Sunday, June 1, 2014

For sepsis, protocol-driven care is not superior to clinical judgment

- Kenny Lin, MD, MPH

Unwarranted variations in medical care contribute to poor health outcomes in the United States. In many cases, following a standard management protocol is likely to produce as good or better results than clinical judgment alone. For example, American Family Physician's Point-of-Care Guides provide high-quality clinical decision rules and tools designed to improve quality of care for problems encountered by family physicians in outpatient and inpatient settings.

Similar principles have guided the management of patients presenting to emergency departments with severe sepsis and septic shock since a 2001 randomized trial found that early goal-directed therapy, or EGDT (including central venous catheterization, intravenous fluids, vasopressors, inotropes, and blood transfusions) improved mortality compared to usual care. A 2013 AFP review, "Early Recognition and Management of Sepsis in Adults: The First Six Hours," recommended using the EGDT protocol and concluded that "timely initiation of evidence-based protocols should improve sepsis outcomes."

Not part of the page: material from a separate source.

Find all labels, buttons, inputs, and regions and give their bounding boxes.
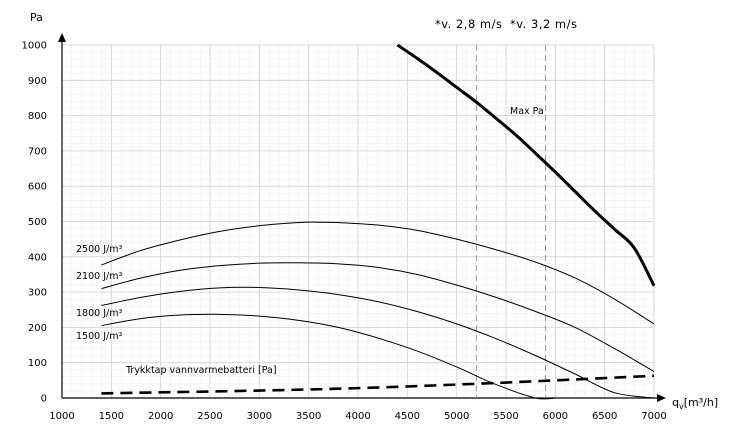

This conclusion was recently put to the test in a multicenter trial published in The New England Journal of Medicine. 1,341 patients presenting to 31 emergency departments in the U.S. were randomly assigned to protocol-based EGDT, procotol-based standard therapy, or usual care. Surprisingly, the trial found no statistically significant differences between the three groups in 60-day mortality, longer-term mortality, or the need for organ support. An accompanying perspective cautioned policymakers against rushing to implement regulatory mandates to adhere to sepsis protocols in light of the increasing incidence of this diagnosis and potential harms of protocol-based care:

Protocols that force physician behavior risk promoting inappropriate prescribing of broad-spectrum antibiotics for noninfectious conditions, unnecessary testing, overuse of invasive catheters, diversion of scarce ICU capacity, and delayed identification of nonsepsis diagnoses.

Two lessons from this study for the management of sepsis and other areas of family medicine are that decision rules and protocols should be derived from replicable studies conducted in multiple settings; and that these tools can sometimes enhance, but should not supplant, best clinical judgment.